The circumstances and unprecedented demands of the pandemic on HCWs is high, and ensuring HCWs are protected from infection is imperative. Our study demonstrates comparable rates of COVID-19 among HCWs and our local community, suggesting that our infection prevention strategies offer protection, including universal droplet mask or face shields, and reservation of N95 masks for patients with COVID-19 with aerosolizing device or procedures. Exposure sources likely expand outside the workplace, and most seropositive HCWs were asymptomatic, potentially serving as reservoirs for transmission in the hospital setting.
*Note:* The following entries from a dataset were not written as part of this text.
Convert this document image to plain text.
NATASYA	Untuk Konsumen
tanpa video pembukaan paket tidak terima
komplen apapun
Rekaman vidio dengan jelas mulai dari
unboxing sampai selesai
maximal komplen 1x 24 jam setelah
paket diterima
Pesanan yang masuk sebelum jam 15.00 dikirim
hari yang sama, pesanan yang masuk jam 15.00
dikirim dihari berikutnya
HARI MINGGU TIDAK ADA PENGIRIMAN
We are deeply grateful to our healthcare workers for their grit and resilience throughout the COVID-19 pandemic, to our healthcare system for their unwavering support of this project, to our information system analysts for their expertise, and to our team on the clinical research unit for making this project a reality.
This work received partial support from the Medical College of Virginia Foundation’s COVID-19 Response Fund and from the National Center for Advancing Translational Sciences (grant no. UL1TR002649).
Conflicts of interest
All authors report no conflicts of interest relevant to this article.